AuthorsMoreno-Opo, Rubén; Margalida, Antoni ; García-Domínguez, Francisco; Arredondo, Ángel; Rodríguez, Carlos ; González, Luis Mariano
KeywordsAnimal by-products
Health legislation
Feeding programs
Vulture conservation
Vulture restaurant
Issue Date2012
CitationBiodiversity and Conservation 21(7): 1673-1685 (2012)
AbstractIn order to ensure that the objectives behind the conservation of biodiversity are fulfilled it is essential that policies of all stakeholders are compatible. This is the case of the application of sanitary measures for the management of animal by-products and the negative effects that such restrictions had on the population dynamics and behavioural ecology of the avian scavengers’ guild. Thus, measures that allow these species to feed and that reduce risks of disease transmission must be put into practice. This study aims to improve the technical implementation of one of the commonest tools employed in the conservation of avian scavengers: supplementary feeding stations. We evaluated the permeability of three types of fences in experimental feeding stations to determine which of the models prevent non-target species from accessing the food provided.

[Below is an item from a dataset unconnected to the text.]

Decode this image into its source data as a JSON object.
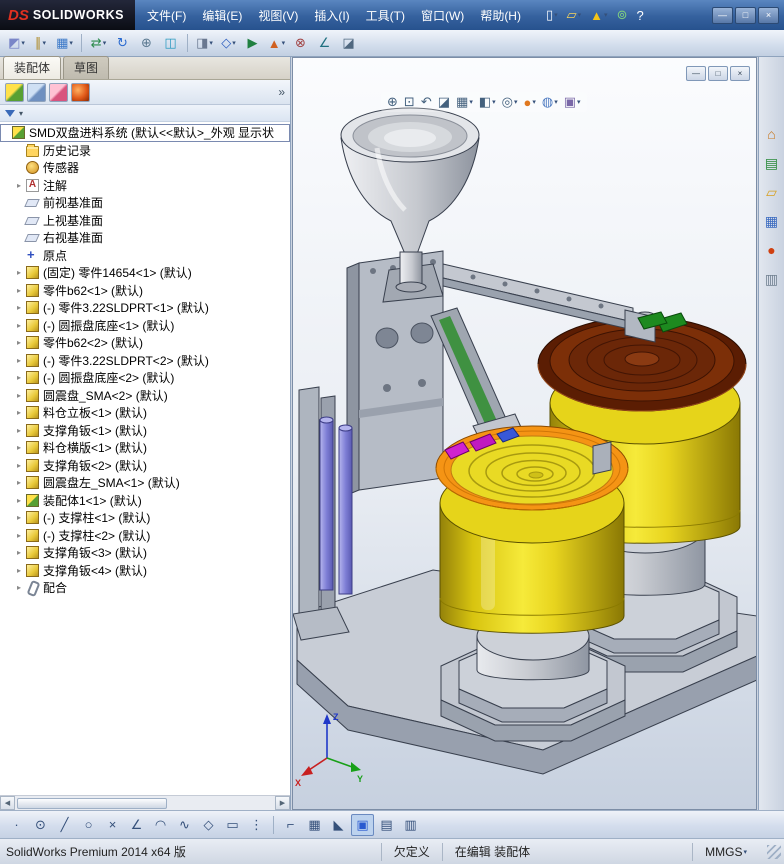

We compared results from fenced-off feeding stations with those from random points in unfenced-off sites. The results showed that two of the models (high and low nets) were the most effective avoiding facultative mammal scavengers from gaining access into the exclosure for over two months and for 7–8 inputs of food. Avian scavengers were able to access food regardless of the type of exclosure, which did not determine the abundance of birds or the species present. The carrion consumption by non-target species can be reduced by affordable and sustainable means. We suggest proposals to optimize the management of supplementary feeding stations for threatened avian scavengers and for the design of fenced exclosures.